Called Just a Bunch of Drives (JBOD)
An alternate method is to concatenate (join) drives. If you have 2 40GB drives you can concatenate them into 1 logical 80GB partition. A single drive failure looses data on all drives.
RAID
RAID allows us to configure drives an a way that doesn't suck
Multiple configuration options to increase performance, reliability, or both
RAID Types
RAID 0: Writes data in stripes across multiple disks without parity. Fast, but not fault tolerant. A single drive failure looses all data.
RAID 1: Duplicates all disk writes from one disk to another to create two identical (mirrored) drives.
RAID 2: Theoretical and not used. Data is spread across mutliple disks at the bit level, uses Hamming error correction. Very complex and expensive.
RAID 3/4: Data is striped across drives but redundancy is also provided. Parity data is written to a dedicated disk. If one disk fails then the party data disk is used to recover. The difference between RAID 3 and 4 is how data is stripped. 4 is a little faster. The parity drive slows the RAID down some and the parity drive is the most likely to fail.
RAID Types 2
RAID 5: Requires 3 or more drives to impliment. Data AND parity data is stripped across drives. Most popular RAID type, can tolerate the loss of any one drive.
RAID 6: Extends RAID 5 by providing two sets of parity data. RAID 6 can tolerate two failed drives. Performance is slightly less than RAID 5
RAIT
Tape media can also be redundant by creating a RAIT (Redundant Array of Independent Tapes).
RAIT uses robotic mechanisms to automatically transfer tapes between storage and the drive mechanisms.

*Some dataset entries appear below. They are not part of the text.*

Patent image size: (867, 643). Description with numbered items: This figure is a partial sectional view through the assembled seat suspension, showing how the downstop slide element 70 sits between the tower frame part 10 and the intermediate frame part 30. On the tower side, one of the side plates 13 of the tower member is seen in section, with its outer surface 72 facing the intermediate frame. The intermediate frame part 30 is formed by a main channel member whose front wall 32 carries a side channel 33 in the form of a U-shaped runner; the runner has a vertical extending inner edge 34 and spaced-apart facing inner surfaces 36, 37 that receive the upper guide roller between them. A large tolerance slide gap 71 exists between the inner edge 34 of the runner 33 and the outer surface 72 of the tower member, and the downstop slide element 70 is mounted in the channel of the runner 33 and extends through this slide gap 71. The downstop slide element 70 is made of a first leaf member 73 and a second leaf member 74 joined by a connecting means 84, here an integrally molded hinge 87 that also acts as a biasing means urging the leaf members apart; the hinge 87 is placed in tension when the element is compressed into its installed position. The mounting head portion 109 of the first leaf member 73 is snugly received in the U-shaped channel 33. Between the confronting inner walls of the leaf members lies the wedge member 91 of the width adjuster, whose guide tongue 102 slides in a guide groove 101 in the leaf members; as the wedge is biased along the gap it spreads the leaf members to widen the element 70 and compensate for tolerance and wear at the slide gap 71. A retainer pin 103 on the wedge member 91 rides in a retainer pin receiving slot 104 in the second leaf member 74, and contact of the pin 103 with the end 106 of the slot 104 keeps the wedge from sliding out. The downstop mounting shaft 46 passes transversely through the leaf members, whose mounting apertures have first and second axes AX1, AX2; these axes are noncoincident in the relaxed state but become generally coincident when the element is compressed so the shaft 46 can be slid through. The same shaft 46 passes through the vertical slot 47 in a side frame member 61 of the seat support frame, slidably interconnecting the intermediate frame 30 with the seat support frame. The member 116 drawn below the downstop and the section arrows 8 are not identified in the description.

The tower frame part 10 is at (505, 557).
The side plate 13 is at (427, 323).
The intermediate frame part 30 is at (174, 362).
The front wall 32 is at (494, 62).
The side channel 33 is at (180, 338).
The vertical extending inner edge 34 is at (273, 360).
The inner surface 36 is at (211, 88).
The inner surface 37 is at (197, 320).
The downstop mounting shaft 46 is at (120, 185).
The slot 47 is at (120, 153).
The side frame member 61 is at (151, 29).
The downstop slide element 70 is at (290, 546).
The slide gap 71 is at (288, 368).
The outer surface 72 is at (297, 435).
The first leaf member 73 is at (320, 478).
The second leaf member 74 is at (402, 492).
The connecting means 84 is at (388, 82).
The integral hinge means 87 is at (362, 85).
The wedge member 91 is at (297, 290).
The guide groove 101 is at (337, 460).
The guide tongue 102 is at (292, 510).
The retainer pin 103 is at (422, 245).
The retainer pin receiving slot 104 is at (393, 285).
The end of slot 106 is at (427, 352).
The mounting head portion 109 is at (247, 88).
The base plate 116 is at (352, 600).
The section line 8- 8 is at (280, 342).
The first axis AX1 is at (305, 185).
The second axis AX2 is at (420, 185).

RAIT uses striping without redundancy.
Commonly uses tape vaulting to make multiple copies of tapes that are used for backup and recovery.
Backups/Recovery
Clustering, fault tolerance, and redundancy doesn't solve everything.
Backups are important
Backups should be stored off of the system (removable media) and stored in a different location
Staffing Resilience
Staffing shouldn't fall to a single point of failure.
Multiple people should be trained to operate systems in the event of training, sick days, employee termination, or death/disability.